HANNUT

La famille de Roberto Bellarosa devant la justice

La famille de Roberto Bellarosa devant la justice

Les père, frère et sœur du chanteur ont comparu devant le tribunal correctionnel de Liège. EdA Hermann

La famille Bellarosa, gérants d’établissements Horeca sur Hannut notamment, est poursuivie pour avoir employé des gens au noir et travaillé en bénéficiant du chômage.

L’auditorat a requis des peines d’amende de 28 800€, 67 200€, mais aussi 112 000€ à l’encontre du frère, du père et de la sœur du chanteur Roberto Bellarosa, qui a remporté l’émission The Voice Belgique il y a quelques années et a représenté la Belgique à l’Eurovision de la chanson. Ils doivent répondre d’avoir tenu plusieurs établissements Horeca dans la région de Hannut. Le papa devrait également relayer une somme de 68 729€ pour avoir perçu des allocations de chômage cumulées avec un travail. L’auditorat a également requis une amende de 336 000€ à l’encontre de la société.

Cette famille a notamment tenu l’établissement l’Anton. Le père qui habitait au-dessus du café est soupçonné d’avoir été le gérant alors qu’il émargeait en même temps au chômage. Les enfants de l’homme étaient inscrits comme étant les gérants, mais selon l’auditorat, c’est lui qui était à la manœuvre. Pour preuve, selon l’auditorat, c’est lui qui négociait avec les fournisseurs, c’est aussi lui qui était présenté notamment par son fils comme étant le gérant et c’est aussi lui qui se présentait comme le gestionnaire dans les médias.
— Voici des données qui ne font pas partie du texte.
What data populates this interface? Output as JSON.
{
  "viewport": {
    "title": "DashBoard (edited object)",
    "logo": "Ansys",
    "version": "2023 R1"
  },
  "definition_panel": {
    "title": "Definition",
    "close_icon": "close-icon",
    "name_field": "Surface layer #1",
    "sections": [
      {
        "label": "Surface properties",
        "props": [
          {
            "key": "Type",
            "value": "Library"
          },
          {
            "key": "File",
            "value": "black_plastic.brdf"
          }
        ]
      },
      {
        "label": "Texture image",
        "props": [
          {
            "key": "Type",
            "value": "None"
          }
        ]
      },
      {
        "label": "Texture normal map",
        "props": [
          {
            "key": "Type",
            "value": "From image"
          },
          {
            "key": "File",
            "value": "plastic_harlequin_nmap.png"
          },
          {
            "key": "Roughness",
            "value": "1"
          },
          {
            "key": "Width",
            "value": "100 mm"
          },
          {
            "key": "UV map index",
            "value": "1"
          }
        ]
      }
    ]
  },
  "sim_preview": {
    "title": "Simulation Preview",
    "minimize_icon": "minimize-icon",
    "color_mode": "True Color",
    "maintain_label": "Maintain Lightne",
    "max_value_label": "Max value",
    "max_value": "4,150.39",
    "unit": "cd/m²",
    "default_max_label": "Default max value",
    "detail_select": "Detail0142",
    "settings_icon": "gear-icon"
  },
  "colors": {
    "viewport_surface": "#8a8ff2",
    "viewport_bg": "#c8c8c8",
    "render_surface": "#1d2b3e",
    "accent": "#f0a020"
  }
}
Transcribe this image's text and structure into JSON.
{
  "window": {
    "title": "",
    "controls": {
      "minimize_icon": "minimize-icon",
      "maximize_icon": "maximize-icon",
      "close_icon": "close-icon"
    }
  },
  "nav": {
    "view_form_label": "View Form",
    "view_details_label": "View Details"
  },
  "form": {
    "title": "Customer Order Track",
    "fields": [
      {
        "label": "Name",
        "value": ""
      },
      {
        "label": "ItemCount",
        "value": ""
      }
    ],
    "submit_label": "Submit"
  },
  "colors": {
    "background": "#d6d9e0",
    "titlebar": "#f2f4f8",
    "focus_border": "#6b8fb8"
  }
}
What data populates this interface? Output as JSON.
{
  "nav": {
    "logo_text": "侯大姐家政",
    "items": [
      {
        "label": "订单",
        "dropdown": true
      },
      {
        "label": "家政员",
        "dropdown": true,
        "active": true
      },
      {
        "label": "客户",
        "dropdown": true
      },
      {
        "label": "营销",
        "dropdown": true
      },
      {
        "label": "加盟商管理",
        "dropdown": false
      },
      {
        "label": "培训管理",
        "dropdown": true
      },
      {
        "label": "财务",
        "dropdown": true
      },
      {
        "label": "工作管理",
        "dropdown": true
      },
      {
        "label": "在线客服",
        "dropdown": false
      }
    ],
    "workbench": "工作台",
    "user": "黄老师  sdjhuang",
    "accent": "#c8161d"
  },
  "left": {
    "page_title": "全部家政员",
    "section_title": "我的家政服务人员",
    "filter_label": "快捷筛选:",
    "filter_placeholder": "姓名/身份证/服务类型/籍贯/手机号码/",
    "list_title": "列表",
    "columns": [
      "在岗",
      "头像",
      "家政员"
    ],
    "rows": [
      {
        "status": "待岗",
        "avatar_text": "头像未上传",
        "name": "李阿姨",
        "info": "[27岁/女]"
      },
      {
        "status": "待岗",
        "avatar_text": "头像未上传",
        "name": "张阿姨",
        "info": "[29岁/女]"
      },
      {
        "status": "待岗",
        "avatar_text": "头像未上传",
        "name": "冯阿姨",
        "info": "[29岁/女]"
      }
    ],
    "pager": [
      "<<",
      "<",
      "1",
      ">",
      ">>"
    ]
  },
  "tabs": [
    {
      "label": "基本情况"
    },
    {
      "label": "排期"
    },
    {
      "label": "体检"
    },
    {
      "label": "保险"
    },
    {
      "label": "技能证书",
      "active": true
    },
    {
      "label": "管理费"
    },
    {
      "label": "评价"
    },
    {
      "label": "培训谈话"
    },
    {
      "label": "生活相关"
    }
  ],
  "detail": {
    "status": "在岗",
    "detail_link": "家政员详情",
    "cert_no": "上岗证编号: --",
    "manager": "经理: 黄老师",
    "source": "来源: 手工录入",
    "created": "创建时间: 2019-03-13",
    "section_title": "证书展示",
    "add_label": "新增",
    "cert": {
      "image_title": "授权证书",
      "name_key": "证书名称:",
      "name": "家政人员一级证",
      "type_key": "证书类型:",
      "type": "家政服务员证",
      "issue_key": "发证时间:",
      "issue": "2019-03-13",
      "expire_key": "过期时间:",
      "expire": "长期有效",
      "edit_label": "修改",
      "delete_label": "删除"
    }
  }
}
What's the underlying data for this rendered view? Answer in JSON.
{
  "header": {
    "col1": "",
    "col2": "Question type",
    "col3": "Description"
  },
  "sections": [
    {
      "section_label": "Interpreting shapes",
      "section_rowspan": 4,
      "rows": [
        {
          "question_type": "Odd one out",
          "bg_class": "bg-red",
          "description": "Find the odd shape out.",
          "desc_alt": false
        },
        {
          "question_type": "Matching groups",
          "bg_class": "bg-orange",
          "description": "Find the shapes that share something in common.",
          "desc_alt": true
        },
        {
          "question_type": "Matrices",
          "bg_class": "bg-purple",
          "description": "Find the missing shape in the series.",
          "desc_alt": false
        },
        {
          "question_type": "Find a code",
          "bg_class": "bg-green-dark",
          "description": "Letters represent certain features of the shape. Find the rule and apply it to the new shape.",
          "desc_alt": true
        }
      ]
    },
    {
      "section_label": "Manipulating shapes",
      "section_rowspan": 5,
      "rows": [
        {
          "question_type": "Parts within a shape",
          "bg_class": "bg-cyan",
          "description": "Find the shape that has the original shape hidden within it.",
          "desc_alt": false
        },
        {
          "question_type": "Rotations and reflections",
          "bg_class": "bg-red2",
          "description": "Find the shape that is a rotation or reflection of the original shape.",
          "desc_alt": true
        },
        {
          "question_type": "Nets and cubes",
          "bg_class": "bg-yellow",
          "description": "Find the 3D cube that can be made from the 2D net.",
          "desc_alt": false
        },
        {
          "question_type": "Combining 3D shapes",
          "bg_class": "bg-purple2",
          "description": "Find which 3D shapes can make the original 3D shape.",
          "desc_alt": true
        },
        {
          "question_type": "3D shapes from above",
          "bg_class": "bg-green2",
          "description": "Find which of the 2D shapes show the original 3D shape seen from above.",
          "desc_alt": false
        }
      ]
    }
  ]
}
Une transaction de 12 000€

Dans une annonce au Forem pour trouver des employés, c’était le numéro de GSM du papa qui était renseigné. Il aurait également choisi les personnes qui étaient employées par les sociétés. Les employés auraient également été repris comme étant des indépendants et ayant des parts minimes dans la société alors que selon l’auditorat, il n’en était rien. Ces personnes étaient de faux indépendants.

L’auditorat a souligné que les employeurs avaient payé les lois sociales de ces personnes, mais aussi le fait qu’ils avaient tous revendu leurs parts en même temps à la fille. L’auditorat avait proposé aux intéressés de payer une transaction de 12 000€ pour éteindre les poursuites et éviter un passage devant le tribunal correctionnel. Les prévenus avaient donné leur accord pour payer cette transaction, mais ils n’y ont jamais donné suite.

«J’ai paniqué»

Au départ, c’est le père qui a créé la société et en détenait la plus grande partie. Le fils devait également répondre de s’être opposé à un contrôle. «J’ai paniqué», a déclaré le prévenu. «Je m’excuse d’avoir aussi été envahissant dans les affaires de mes enfants», a déclaré le père de famille. La défense de la SPRL a demandé l’acquittement en estimant qu’elle avait été utilisée comme outil. Les avocats des prévenus ont estimé que les faits n’étaient pas établis. Ils ont plaidé l’acquittement, le dépassement du délai raisonnable, la suspension du prononcé ou le sursis le plus large.

Le jugement devrait être prononcé par le tribunal au début du mois d’octobre prochain.